Заглоба опять опрокинул баклажку, однако всю не выпил, отдал офицеру и сказал:
– До дна! До дна! Жаль, что я тебя не вижу! – продолжал он. – Темно, хоть глаз выколи. Собственных пальцев не разглядишь. Послушай, пан Рох, а куда собиралось уходить войско из Кейдан, когда мы уезжали?
– Да против мятежников.
– Один Бог знает, кто тут мятежник: ты или они?
– Я мятежник? Это как же так? Что мне гетман велит, то я и делаю.
– Так-то оно так, да гетман не делает того, что ему наш милостивый король велит: вряд ли он велел ему соединиться со шведами.
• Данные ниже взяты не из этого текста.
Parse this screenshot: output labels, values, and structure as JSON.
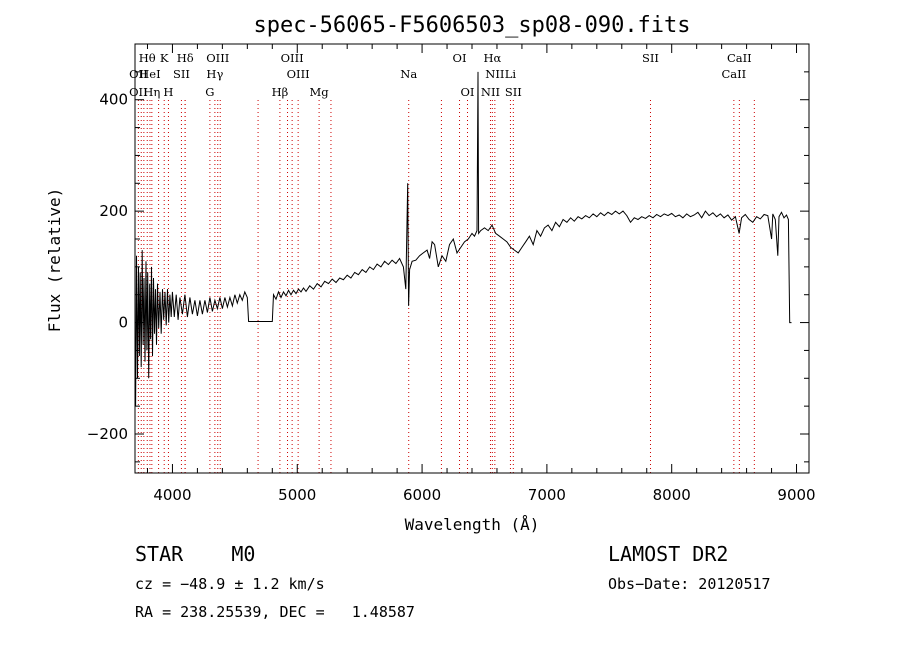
{
  "chart_data": {
    "type": "line",
    "title": "spec-56065-F5606503_sp08-090.fits",
    "xlabel": "Wavelength (Å)",
    "ylabel": "Flux (relative)",
    "xlim": [
      3700,
      9100
    ],
    "ylim": [
      -270,
      500
    ],
    "xticks": [
      4000,
      5000,
      6000,
      7000,
      8000,
      9000
    ],
    "yticks": [
      -200,
      0,
      200,
      400
    ],
    "grid": false,
    "series": [
      {
        "points": [
          [
            3705,
            -150
          ],
          [
            3712,
            120
          ],
          [
            3720,
            -100
          ],
          [
            3728,
            100
          ],
          [
            3735,
            -60
          ],
          [
            3742,
            90
          ],
          [
            3750,
            -80
          ],
          [
            3758,
            130
          ],
          [
            3765,
            -40
          ],
          [
            3772,
            80
          ],
          [
            3780,
            -70
          ],
          [
            3788,
            110
          ],
          [
            3795,
            -50
          ],
          [
            3802,
            90
          ],
          [
            3810,
            -100
          ],
          [
            3818,
            70
          ],
          [
            3825,
            -30
          ],
          [
            3832,
            100
          ],
          [
            3840,
            -60
          ],
          [
            3848,
            80
          ],
          [
            3856,
            -20
          ],
          [
            3864,
            60
          ],
          [
            3872,
            -40
          ],
          [
            3880,
            70
          ],
          [
            3890,
            -10
          ],
          [
            3900,
            55
          ],
          [
            3910,
            -20
          ],
          [
            3920,
            60
          ],
          [
            3930,
            5
          ],
          [
            3940,
            55
          ],
          [
            3950,
            -5
          ],
          [
            3960,
            60
          ],
          [
            3970,
            0
          ],
          [
            3980,
            50
          ],
          [
            3990,
            10
          ],
          [
            4000,
            55
          ],
          [
            4015,
            10
          ],
          [
            4030,
            50
          ],
          [
            4045,
            5
          ],
          [
            4060,
            45
          ],
          [
            4080,
            15
          ],
          [
            4100,
            50
          ],
          [
            4120,
            10
          ],
          [
            4140,
            45
          ],
          [
            4160,
            15
          ],
          [
            4180,
            40
          ],
          [
            4200,
            12
          ],
          [
            4220,
            40
          ],
          [
            4240,
            15
          ],
          [
            4260,
            40
          ],
          [
            4280,
            18
          ],
          [
            4300,
            45
          ],
          [
            4320,
            20
          ],
          [
            4340,
            40
          ],
          [
            4360,
            25
          ],
          [
            4380,
            45
          ],
          [
            4400,
            25
          ],
          [
            4420,
            45
          ],
          [
            4440,
            28
          ],
          [
            4460,
            45
          ],
          [
            4480,
            30
          ],
          [
            4500,
            50
          ],
          [
            4520,
            35
          ],
          [
            4540,
            50
          ],
          [
            4560,
            40
          ],
          [
            4580,
            55
          ],
          [
            4600,
            45
          ],
          [
            4610,
            2
          ],
          [
            4800,
            2
          ],
          [
            4810,
            50
          ],
          [
            4830,
            42
          ],
          [
            4850,
            55
          ],
          [
            4870,
            45
          ],
          [
            4890,
            55
          ],
          [
            4910,
            48
          ],
          [
            4930,
            58
          ],
          [
            4950,
            50
          ],
          [
            4970,
            58
          ],
          [
            4990,
            52
          ],
          [
            5010,
            60
          ],
          [
            5030,
            55
          ],
          [
            5050,
            62
          ],
          [
            5070,
            56
          ],
          [
            5100,
            66
          ],
          [
            5130,
            60
          ],
          [
            5160,
            70
          ],
          [
            5190,
            64
          ],
          [
            5220,
            74
          ],
          [
            5250,
            70
          ],
          [
            5280,
            78
          ],
          [
            5310,
            72
          ],
          [
            5340,
            80
          ],
          [
            5370,
            77
          ],
          [
            5400,
            85
          ],
          [
            5430,
            80
          ],
          [
            5460,
            90
          ],
          [
            5490,
            86
          ],
          [
            5520,
            95
          ],
          [
            5550,
            90
          ],
          [
            5580,
            100
          ],
          [
            5610,
            95
          ],
          [
            5640,
            105
          ],
          [
            5670,
            100
          ],
          [
            5700,
            110
          ],
          [
            5730,
            104
          ],
          [
            5760,
            112
          ],
          [
            5790,
            106
          ],
          [
            5820,
            115
          ],
          [
            5850,
            100
          ],
          [
            5870,
            60
          ],
          [
            5885,
            250
          ],
          [
            5892,
            30
          ],
          [
            5900,
            95
          ],
          [
            5920,
            110
          ],
          [
            5950,
            112
          ],
          [
            5980,
            120
          ],
          [
            6010,
            125
          ],
          [
            6040,
            130
          ],
          [
            6060,
            115
          ],
          [
            6080,
            145
          ],
          [
            6100,
            140
          ],
          [
            6130,
            100
          ],
          [
            6160,
            120
          ],
          [
            6190,
            110
          ],
          [
            6220,
            140
          ],
          [
            6250,
            150
          ],
          [
            6280,
            125
          ],
          [
            6310,
            135
          ],
          [
            6340,
            145
          ],
          [
            6370,
            150
          ],
          [
            6400,
            160
          ],
          [
            6420,
            155
          ],
          [
            6440,
            165
          ],
          [
            6448,
            450
          ],
          [
            6453,
            160
          ],
          [
            6470,
            165
          ],
          [
            6500,
            170
          ],
          [
            6530,
            165
          ],
          [
            6560,
            175
          ],
          [
            6590,
            160
          ],
          [
            6620,
            155
          ],
          [
            6650,
            150
          ],
          [
            6680,
            145
          ],
          [
            6710,
            135
          ],
          [
            6740,
            130
          ],
          [
            6770,
            125
          ],
          [
            6800,
            135
          ],
          [
            6830,
            145
          ],
          [
            6860,
            155
          ],
          [
            6890,
            140
          ],
          [
            6920,
            165
          ],
          [
            6950,
            155
          ],
          [
            6980,
            170
          ],
          [
            7010,
            175
          ],
          [
            7040,
            165
          ],
          [
            7070,
            180
          ],
          [
            7100,
            172
          ],
          [
            7130,
            185
          ],
          [
            7160,
            180
          ],
          [
            7190,
            188
          ],
          [
            7220,
            182
          ],
          [
            7250,
            190
          ],
          [
            7280,
            186
          ],
          [
            7310,
            192
          ],
          [
            7340,
            188
          ],
          [
            7370,
            195
          ],
          [
            7400,
            190
          ],
          [
            7430,
            197
          ],
          [
            7460,
            192
          ],
          [
            7490,
            198
          ],
          [
            7520,
            194
          ],
          [
            7550,
            200
          ],
          [
            7580,
            195
          ],
          [
            7610,
            200
          ],
          [
            7640,
            192
          ],
          [
            7670,
            180
          ],
          [
            7700,
            188
          ],
          [
            7730,
            185
          ],
          [
            7760,
            190
          ],
          [
            7790,
            187
          ],
          [
            7820,
            192
          ],
          [
            7850,
            188
          ],
          [
            7880,
            194
          ],
          [
            7910,
            190
          ],
          [
            7940,
            195
          ],
          [
            7970,
            192
          ],
          [
            8000,
            196
          ],
          [
            8030,
            190
          ],
          [
            8060,
            193
          ],
          [
            8090,
            188
          ],
          [
            8120,
            195
          ],
          [
            8150,
            190
          ],
          [
            8180,
            193
          ],
          [
            8210,
            198
          ],
          [
            8240,
            188
          ],
          [
            8270,
            200
          ],
          [
            8300,
            192
          ],
          [
            8330,
            197
          ],
          [
            8360,
            190
          ],
          [
            8390,
            195
          ],
          [
            8420,
            188
          ],
          [
            8450,
            193
          ],
          [
            8480,
            184
          ],
          [
            8510,
            190
          ],
          [
            8540,
            160
          ],
          [
            8560,
            188
          ],
          [
            8590,
            194
          ],
          [
            8620,
            185
          ],
          [
            8650,
            180
          ],
          [
            8680,
            190
          ],
          [
            8710,
            186
          ],
          [
            8740,
            194
          ],
          [
            8770,
            192
          ],
          [
            8800,
            150
          ],
          [
            8810,
            195
          ],
          [
            8830,
            185
          ],
          [
            8850,
            120
          ],
          [
            8860,
            190
          ],
          [
            8880,
            198
          ],
          [
            8900,
            188
          ],
          [
            8920,
            193
          ],
          [
            8935,
            185
          ],
          [
            8945,
            0
          ],
          [
            8960,
            0
          ]
        ]
      }
    ],
    "line_markers": {
      "color": "#cc0000",
      "upper": [
        {
          "label": "Hθ",
          "wavelength": 3798
        },
        {
          "label": "K",
          "wavelength": 3934
        },
        {
          "label": "Hδ",
          "wavelength": 4102
        },
        {
          "label": "OIII",
          "wavelength": 4363
        },
        {
          "label": "OIII",
          "wavelength": 4959
        },
        {
          "label": "OI",
          "wavelength": 6300
        },
        {
          "label": "Hα",
          "wavelength": 6563
        },
        {
          "label": "SII",
          "wavelength": 7830
        },
        {
          "label": "CaII",
          "wavelength": 8542
        }
      ],
      "middle": [
        {
          "label": "OII",
          "wavelength": 3727
        },
        {
          "label": "HeI",
          "wavelength": 3820
        },
        {
          "label": "SII",
          "wavelength": 4072
        },
        {
          "label": "Hγ",
          "wavelength": 4340
        },
        {
          "label": "OIII",
          "wavelength": 5007
        },
        {
          "label": "Na",
          "wavelength": 5893
        },
        {
          "label": "NII",
          "wavelength": 6583
        },
        {
          "label": "Li",
          "wavelength": 6708
        },
        {
          "label": "CaII",
          "wavelength": 8498
        }
      ],
      "lower": [
        {
          "label": "OII",
          "wavelength": 3727
        },
        {
          "label": "Hη",
          "wavelength": 3835
        },
        {
          "label": "H",
          "wavelength": 3968
        },
        {
          "label": "G",
          "wavelength": 4300
        },
        {
          "label": "Hβ",
          "wavelength": 4861
        },
        {
          "label": "Mg",
          "wavelength": 5175
        },
        {
          "label": "OI",
          "wavelength": 6364
        },
        {
          "label": "NII",
          "wavelength": 6548
        },
        {
          "label": "SII",
          "wavelength": 6731
        }
      ],
      "extra_lines": [
        3750,
        3771,
        3889,
        4101,
        4383,
        4686,
        4922,
        5270,
        6155,
        8662
      ]
    }
  },
  "info": {
    "class": "STAR",
    "subclass": "M0",
    "survey": "LAMOST DR2",
    "cz": "cz = −48.9 ± 1.2 km/s",
    "obs_date": "Obs−Date: 20120517",
    "coords": "RA = 238.25539, DEC =   1.48587"
  }
}
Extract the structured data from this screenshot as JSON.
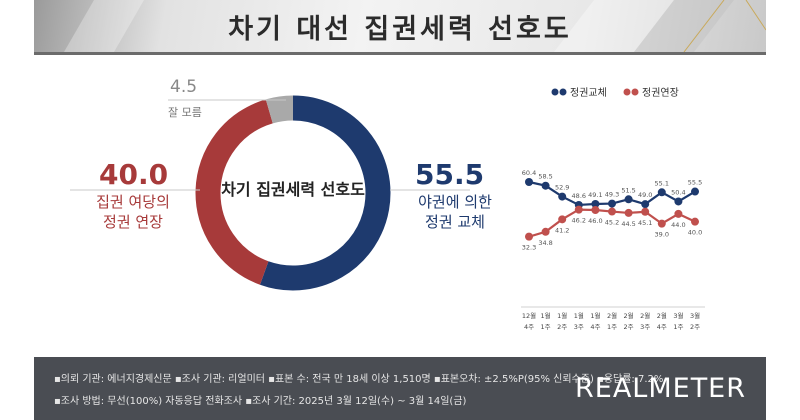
{
  "title": "차기 대선 집권세력 선호도",
  "donut": {
    "center_label": "차기 집권세력 선호도",
    "segments": [
      {
        "name": "정권 교체",
        "value": 55.5,
        "value_text": "55.5",
        "label_lines": [
          "야권에 의한",
          "정권 교체"
        ],
        "color": "#1e3a6e"
      },
      {
        "name": "정권 연장",
        "value": 40.0,
        "value_text": "40.0",
        "label_lines": [
          "집권 여당의",
          "정권 연장"
        ],
        "color": "#a73a3a"
      },
      {
        "name": "잘 모름",
        "value": 4.5,
        "value_text": "4.5",
        "label_lines": [
          "잘 모름"
        ],
        "color": "#a9a9a9"
      }
    ]
  },
  "chart_data": {
    "type": "line",
    "title": "",
    "categories": [
      [
        "12월",
        "4주"
      ],
      [
        "1월",
        "1주"
      ],
      [
        "1월",
        "2주"
      ],
      [
        "1월",
        "3주"
      ],
      [
        "1월",
        "4주"
      ],
      [
        "2월",
        "1주"
      ],
      [
        "2월",
        "2주"
      ],
      [
        "2월",
        "3주"
      ],
      [
        "2월",
        "4주"
      ],
      [
        "3월",
        "1주"
      ],
      [
        "3월",
        "2주"
      ]
    ],
    "series": [
      {
        "name": "정권교체",
        "color": "#1e3a6e",
        "values": [
          60.4,
          58.5,
          52.9,
          48.6,
          49.1,
          49.3,
          51.5,
          49.0,
          55.1,
          50.4,
          55.5
        ]
      },
      {
        "name": "정권연장",
        "color": "#c0504d",
        "values": [
          32.3,
          34.8,
          41.2,
          46.2,
          46.0,
          45.2,
          44.5,
          45.1,
          39.0,
          44.0,
          40.0
        ]
      }
    ],
    "point_labels": [
      [
        "60.4",
        "58.5",
        "52.9",
        "48.6",
        "49.1",
        "49.3",
        "51.5",
        "49.0",
        "55.1",
        "50.4",
        "55.5"
      ],
      [
        "32.3",
        "34.8",
        "41.2",
        "46.2",
        "46.0",
        "45.2",
        "44.5",
        "45.1",
        "39.0",
        "44.0",
        "40.0"
      ]
    ],
    "legend_position": "top",
    "ylim": [
      28,
      64
    ]
  },
  "footer": {
    "line1": "▪의뢰 기관: 에너지경제신문  ▪조사 기관: 리얼미터  ▪표본 수: 전국 만 18세 이상 1,510명  ▪표본오차: ±2.5%P(95% 신뢰수준)  ▪응답률: 7.2%",
    "line2": "▪조사 방법: 무선(100%) 자동응답 전화조사  ▪조사 기간: 2025년 3월 12일(수) ~ 3월 14일(금)",
    "logo": "REALMETER"
  }
}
А не лучше ли тебе шведов бить, чем меня, своего родича, отдавать им в руки?
– Может, и лучше, да ведь приказывают, ты и исполняй!
– Пани Ковальская тоже думает, что лучше. Я ее знаю. Между нами говоря, гетман взбунтовался против короля и отчизны. Ты об этом никому не рассказывай, но так оно на самом деле и есть. И раз вы ему служите, стало быть, тоже бунтуете.
– Не пристало мне слушать такие речи. У гетмана свое начальство, у меня свое, гетман надо мной начальник, и Бог бы меня покарал, если б я ему воспротивился. Неслыханное это дело!
– Справедливые речи… Но ты, Рох, вот об чем подумай: попадись ты в руки этих мятежников, и я был бы на воле, и вины бы твоей в том не было, ибо nес Hercules contra plures[55]. Не знаю я, где эти хоругви, но ты-то должен знать… ну что тебе стоит своротить немножко в ту сторону.
– Как так?
– Ну вот так нарочно взять да вбок и своротить? И вины бы твоей не было, если бы нас отбили. И я не лежал бы у тебя на совести, а поверь мне, страшное это бремя иметь на совести родича.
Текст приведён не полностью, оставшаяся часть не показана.